Following the 2022 Russian energy crisis, many countries diversified their energy supplies, including renewables. Members of Opec+, a broader group of oil-producing nations including Russia, meeting on Wednesday are expected to adhere to plans to increase supply volumes. "Supplies would not be impacted despite the situation around the Red Sea, Yemen, but by and large it's more like a nuisance, but not really disruptive in any way," Hashad said. The third factor that could prevent a financial market panic is the economy itself. Oil demand has weakened amid a global growth slowdown—particularly in China, the world's largest consumer, where Beijing is struggling to revive sluggish activity. European industry is also in a slump, with surveys on Tuesday showing factory output fell in September at the sharpest rate this year.

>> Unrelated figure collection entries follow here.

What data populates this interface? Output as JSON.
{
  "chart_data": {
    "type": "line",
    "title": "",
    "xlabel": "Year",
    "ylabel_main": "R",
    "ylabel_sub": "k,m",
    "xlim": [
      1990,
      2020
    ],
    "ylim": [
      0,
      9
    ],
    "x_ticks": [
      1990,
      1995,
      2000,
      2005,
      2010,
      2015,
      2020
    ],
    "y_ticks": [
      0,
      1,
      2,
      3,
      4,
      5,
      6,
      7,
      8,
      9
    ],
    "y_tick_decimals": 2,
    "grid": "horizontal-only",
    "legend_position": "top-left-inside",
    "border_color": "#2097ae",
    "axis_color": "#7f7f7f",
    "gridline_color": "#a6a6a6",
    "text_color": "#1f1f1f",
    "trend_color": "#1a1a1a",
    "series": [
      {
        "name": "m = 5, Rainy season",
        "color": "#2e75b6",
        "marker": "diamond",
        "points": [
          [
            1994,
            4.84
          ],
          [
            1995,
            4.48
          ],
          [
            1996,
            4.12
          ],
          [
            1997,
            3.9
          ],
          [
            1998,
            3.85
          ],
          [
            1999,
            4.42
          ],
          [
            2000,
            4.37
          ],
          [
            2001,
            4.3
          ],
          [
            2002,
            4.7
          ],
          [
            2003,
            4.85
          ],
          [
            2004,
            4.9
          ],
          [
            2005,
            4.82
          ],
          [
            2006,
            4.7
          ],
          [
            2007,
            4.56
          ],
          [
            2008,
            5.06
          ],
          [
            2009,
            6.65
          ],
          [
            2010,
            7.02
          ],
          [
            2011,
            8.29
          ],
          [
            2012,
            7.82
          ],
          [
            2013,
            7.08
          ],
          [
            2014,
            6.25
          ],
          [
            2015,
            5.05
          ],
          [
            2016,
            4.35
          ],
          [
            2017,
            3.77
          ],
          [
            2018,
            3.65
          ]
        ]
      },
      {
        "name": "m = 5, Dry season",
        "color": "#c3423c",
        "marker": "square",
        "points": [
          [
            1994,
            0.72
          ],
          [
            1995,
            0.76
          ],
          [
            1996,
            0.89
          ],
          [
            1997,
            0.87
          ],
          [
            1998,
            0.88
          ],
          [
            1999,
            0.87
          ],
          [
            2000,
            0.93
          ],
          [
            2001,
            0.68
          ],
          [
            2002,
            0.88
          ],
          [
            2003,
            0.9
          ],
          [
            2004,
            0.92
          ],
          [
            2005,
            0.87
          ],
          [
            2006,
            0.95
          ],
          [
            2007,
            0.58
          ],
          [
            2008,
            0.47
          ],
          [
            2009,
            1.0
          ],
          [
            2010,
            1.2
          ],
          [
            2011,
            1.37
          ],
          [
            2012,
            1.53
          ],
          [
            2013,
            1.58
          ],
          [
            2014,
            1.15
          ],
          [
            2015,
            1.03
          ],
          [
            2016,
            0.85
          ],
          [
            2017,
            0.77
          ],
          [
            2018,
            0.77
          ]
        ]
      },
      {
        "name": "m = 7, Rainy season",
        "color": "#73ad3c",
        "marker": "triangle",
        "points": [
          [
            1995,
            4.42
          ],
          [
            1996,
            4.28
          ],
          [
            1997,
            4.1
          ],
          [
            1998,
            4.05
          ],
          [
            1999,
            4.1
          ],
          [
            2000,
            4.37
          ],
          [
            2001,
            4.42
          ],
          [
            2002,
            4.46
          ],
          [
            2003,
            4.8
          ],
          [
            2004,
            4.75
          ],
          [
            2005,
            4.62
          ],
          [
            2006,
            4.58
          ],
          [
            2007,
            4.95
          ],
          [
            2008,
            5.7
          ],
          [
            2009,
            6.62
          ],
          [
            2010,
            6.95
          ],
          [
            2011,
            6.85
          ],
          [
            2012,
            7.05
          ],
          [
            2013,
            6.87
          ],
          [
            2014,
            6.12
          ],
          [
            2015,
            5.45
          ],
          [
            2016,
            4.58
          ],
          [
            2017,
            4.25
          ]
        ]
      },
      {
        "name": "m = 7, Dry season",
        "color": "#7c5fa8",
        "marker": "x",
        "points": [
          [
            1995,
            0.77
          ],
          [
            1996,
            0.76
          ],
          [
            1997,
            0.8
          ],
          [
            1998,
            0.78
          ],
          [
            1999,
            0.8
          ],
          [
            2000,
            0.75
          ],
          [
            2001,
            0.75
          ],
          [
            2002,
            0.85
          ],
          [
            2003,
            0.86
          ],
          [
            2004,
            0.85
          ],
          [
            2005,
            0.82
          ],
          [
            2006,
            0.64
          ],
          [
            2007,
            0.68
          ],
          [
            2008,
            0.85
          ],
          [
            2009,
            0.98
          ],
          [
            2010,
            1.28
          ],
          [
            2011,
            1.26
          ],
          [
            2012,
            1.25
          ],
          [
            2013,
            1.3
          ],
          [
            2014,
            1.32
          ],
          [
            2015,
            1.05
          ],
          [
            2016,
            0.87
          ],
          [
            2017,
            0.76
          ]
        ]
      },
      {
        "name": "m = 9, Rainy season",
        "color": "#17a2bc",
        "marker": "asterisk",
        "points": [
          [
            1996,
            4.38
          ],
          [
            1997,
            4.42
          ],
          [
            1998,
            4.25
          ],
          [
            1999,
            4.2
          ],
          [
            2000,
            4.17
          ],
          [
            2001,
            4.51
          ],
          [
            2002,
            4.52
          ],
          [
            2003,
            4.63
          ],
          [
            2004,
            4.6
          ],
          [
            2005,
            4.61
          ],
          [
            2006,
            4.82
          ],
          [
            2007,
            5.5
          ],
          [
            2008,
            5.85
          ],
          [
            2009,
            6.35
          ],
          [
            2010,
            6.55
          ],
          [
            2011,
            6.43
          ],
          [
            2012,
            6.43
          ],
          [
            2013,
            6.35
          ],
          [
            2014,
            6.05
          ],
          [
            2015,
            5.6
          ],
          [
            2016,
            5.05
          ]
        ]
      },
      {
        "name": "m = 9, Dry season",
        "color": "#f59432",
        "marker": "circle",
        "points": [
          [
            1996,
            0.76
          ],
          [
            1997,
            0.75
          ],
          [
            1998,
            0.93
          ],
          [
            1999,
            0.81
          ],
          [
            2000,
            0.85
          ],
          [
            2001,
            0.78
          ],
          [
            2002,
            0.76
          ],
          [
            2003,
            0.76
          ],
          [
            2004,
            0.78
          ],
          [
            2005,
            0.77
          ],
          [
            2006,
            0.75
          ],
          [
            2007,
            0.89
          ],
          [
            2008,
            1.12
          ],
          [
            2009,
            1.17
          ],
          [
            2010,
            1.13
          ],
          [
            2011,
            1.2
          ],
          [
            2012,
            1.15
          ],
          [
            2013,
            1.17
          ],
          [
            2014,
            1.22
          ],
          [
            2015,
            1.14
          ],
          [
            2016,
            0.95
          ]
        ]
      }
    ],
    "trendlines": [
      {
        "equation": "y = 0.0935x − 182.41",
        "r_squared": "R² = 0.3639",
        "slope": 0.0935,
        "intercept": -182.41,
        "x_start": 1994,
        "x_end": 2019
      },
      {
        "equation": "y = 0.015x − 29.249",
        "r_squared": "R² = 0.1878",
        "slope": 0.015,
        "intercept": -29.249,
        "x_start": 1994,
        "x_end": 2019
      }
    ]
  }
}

Demand in China had dropped to a few hundred thousand barrels a day from about 1.3 million a day in 2023. Analysts believe these factors point to a Brent crude price stuck in the $70s for the foreseeable future, with a geopolitical event or a recovering China as potential drivers of any upside surprise. "Two years ago, the Russian energy shock came on top of an inflationary burst triggered by the easing of Covid restrictions and involving supply bottlenecks and red-hot demand from consumers eager to spend after lockdown. This time, inflation is cooling and consumer demand is weaker, reflecting the toll on household finances from the recent period of fast-rising prices, and higher borrowing costs used in response to the shock," Hashad said. Oil prices have dropped from over $90 a barrel in April to about $70—reflected in pump prices for motorists—helping to further ease inflationary pressures, at a time when the main focus in markets is on central banks cutting interest rates to prevent derailing economic growth.
However, further escalation in the Middle East could alter this scenario. "Markets are yet to see it, but escalating conflict would have a further dramatic impact," Hashad said.